On the metabolism of two adrenocorticotrophin analogues.

The metabolism of Synacthen (corticotrophin-(1--24)-tetracosapeptide) and C-41795-Ba ([D-Ser1,Lys17,Lys18]-corticotrophin-(1--18)-octadecapeptide amide) have been compared in the rat following intravenous injection. Using Synacthen and C-41795-Ba labelled with tritium it was possible to follow the tissue distribution of the two peptides. The kidney was shown to concentrate intact peptide and fragments of both peptides. Autoradiography of perfused kidney sections demonstrated the uptake of radioactivity into the lysosomes of the kidney proximal tubule cells. Comparison of the distribution of radioactive products formed from the tetracosapeptide labelled in different positions indicates that, prior to renal uptake, metabolism is taking place at other sites in the body. It is suggested that rapid cleavage occurs extracellularly at or near the N- and C-termini. Then large fragments remaining in the circulation, together with any intact material, are filtered through the glomerulus and are taken up by endocytosis into the proximal tubule cells of the kidney.
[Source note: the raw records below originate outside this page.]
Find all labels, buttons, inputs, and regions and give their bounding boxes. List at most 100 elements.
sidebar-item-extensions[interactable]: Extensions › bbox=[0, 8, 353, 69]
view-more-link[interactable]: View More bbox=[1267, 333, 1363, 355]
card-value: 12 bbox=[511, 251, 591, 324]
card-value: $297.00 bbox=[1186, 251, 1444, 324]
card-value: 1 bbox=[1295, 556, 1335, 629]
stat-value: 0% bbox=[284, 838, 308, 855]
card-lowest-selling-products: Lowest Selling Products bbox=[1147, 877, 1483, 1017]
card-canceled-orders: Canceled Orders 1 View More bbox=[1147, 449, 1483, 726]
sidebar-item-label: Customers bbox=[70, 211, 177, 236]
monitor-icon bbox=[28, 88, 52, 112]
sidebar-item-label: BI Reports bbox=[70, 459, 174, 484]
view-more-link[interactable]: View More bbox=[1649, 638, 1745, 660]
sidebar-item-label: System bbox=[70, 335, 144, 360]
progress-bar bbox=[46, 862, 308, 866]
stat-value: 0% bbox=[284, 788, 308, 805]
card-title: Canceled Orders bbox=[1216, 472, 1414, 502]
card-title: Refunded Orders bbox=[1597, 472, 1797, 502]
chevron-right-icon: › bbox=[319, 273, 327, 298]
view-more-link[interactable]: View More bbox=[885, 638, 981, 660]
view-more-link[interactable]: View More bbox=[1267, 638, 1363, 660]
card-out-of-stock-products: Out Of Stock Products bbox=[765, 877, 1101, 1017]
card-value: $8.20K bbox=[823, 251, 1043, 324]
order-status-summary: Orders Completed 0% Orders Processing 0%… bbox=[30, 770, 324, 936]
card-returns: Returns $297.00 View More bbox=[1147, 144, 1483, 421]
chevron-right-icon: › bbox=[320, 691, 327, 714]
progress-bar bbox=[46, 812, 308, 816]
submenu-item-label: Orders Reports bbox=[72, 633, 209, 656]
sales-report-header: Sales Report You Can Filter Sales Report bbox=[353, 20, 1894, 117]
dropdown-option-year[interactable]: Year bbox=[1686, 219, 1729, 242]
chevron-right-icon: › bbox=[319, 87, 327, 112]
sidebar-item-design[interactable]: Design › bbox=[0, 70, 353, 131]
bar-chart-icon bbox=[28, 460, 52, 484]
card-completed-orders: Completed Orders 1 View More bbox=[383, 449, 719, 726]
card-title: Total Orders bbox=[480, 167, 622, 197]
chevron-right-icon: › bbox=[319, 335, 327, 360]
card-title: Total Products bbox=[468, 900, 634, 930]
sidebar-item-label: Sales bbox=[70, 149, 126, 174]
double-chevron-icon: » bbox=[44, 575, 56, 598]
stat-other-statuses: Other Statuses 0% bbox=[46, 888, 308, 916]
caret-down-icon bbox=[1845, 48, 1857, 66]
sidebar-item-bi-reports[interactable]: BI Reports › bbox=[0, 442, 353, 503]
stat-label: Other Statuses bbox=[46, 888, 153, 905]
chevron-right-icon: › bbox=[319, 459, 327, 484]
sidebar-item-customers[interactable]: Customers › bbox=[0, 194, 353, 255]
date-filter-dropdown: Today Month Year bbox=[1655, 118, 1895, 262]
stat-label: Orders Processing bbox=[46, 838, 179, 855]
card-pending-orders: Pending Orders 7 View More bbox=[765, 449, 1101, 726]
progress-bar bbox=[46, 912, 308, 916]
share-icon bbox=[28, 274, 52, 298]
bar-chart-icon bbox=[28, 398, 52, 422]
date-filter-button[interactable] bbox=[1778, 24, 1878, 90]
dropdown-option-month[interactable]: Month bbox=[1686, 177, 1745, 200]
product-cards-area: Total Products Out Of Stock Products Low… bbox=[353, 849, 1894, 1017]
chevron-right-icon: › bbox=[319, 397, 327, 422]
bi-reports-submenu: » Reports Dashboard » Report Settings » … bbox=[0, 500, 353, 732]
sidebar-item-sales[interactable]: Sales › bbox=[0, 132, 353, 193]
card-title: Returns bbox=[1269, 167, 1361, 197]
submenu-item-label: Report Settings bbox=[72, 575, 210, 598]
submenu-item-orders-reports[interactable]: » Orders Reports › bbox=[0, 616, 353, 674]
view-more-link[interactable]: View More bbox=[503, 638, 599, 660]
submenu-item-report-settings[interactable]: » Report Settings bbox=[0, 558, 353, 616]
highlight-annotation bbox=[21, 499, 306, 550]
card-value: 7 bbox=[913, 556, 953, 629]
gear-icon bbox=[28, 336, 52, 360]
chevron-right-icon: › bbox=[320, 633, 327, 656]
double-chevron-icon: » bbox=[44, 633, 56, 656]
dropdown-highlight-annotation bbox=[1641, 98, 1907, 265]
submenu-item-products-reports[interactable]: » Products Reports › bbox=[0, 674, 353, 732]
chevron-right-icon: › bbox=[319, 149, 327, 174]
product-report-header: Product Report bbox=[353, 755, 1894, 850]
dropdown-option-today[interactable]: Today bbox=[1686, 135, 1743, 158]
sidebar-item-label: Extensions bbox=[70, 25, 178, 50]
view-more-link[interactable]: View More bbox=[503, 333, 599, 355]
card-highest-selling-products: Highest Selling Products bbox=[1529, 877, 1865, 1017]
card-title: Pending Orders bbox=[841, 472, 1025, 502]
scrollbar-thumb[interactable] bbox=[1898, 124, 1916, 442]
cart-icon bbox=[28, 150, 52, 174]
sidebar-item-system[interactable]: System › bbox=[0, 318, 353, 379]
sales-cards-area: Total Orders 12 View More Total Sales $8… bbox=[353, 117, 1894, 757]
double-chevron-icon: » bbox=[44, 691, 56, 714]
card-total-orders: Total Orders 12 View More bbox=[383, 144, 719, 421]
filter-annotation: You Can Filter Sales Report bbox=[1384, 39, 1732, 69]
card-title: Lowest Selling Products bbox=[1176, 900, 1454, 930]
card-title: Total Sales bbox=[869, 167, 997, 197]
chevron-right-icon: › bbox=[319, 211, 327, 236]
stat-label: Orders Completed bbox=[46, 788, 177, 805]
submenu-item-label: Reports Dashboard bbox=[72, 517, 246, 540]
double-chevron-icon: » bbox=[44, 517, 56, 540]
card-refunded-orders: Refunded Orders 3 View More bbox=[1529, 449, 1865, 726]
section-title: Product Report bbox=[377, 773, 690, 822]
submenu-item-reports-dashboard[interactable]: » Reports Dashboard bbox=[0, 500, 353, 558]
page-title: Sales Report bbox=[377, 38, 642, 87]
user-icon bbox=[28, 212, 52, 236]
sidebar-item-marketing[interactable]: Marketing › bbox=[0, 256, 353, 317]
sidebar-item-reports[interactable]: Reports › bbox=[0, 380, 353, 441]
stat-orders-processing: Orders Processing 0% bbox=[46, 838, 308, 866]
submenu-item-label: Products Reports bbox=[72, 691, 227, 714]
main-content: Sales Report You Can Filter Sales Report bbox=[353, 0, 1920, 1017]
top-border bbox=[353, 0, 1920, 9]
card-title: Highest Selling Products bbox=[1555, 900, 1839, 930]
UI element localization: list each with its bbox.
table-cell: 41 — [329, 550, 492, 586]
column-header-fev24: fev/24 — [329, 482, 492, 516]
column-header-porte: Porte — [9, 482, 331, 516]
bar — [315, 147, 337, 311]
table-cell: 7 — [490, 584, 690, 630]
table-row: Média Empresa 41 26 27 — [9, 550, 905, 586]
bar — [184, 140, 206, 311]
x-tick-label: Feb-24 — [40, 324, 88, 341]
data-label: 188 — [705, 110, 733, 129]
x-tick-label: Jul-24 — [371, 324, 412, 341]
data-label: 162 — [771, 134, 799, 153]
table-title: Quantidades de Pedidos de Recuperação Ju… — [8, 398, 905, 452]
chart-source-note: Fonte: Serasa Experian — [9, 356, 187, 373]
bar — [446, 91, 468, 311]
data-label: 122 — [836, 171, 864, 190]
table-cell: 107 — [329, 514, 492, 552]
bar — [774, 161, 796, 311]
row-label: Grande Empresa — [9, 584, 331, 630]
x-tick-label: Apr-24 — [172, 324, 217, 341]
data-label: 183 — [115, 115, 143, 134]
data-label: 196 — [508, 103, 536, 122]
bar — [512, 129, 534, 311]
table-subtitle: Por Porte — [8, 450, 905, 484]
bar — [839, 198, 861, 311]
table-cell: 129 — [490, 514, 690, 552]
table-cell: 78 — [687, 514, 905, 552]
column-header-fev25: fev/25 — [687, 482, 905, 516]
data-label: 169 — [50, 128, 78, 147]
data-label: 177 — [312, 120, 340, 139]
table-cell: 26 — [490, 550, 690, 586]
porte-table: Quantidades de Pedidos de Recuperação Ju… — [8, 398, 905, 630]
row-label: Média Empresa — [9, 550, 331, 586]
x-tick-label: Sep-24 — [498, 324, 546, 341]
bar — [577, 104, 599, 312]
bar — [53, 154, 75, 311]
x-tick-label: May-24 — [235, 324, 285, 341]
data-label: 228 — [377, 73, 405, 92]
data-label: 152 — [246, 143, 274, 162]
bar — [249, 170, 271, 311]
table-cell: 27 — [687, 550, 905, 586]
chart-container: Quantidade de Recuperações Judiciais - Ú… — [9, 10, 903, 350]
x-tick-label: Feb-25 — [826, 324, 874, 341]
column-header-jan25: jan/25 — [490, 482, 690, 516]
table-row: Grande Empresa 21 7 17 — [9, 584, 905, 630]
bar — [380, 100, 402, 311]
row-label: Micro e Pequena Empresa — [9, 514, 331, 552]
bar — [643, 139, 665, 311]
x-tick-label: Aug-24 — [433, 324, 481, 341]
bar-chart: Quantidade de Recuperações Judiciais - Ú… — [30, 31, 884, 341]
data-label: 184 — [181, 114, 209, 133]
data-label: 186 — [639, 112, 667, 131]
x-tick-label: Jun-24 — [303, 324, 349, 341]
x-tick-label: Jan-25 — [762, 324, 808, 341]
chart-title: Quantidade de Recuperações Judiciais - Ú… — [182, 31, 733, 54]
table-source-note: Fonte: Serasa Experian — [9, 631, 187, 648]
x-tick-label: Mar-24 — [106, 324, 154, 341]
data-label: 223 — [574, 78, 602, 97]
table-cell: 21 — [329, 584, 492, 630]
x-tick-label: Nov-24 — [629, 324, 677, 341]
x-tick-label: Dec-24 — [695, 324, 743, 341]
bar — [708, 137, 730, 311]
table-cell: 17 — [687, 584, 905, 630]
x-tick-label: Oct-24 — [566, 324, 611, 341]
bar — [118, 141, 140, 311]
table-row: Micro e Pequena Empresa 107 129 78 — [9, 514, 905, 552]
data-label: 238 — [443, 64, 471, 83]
The synthetic N- and C-terminal protection of the octadecapeptide appears to inhibit the extracellular attack and so the concentration of intact peptide in the kidneys is initially higher than the tetracosapeptide. Although concentrations of radioactivity in other tissues are low in comparison with the kidneys, the quantities are quite high when the weight of the tissues are considered. Chromatographic analysis of this radioactivity reveals that the octadecapeptide gives rise to much higher tissue levels of intact peptide and we believe that this acts as a depot and gives rise to the sustained blood concentrations and prolonged biological effects observed with this peptide.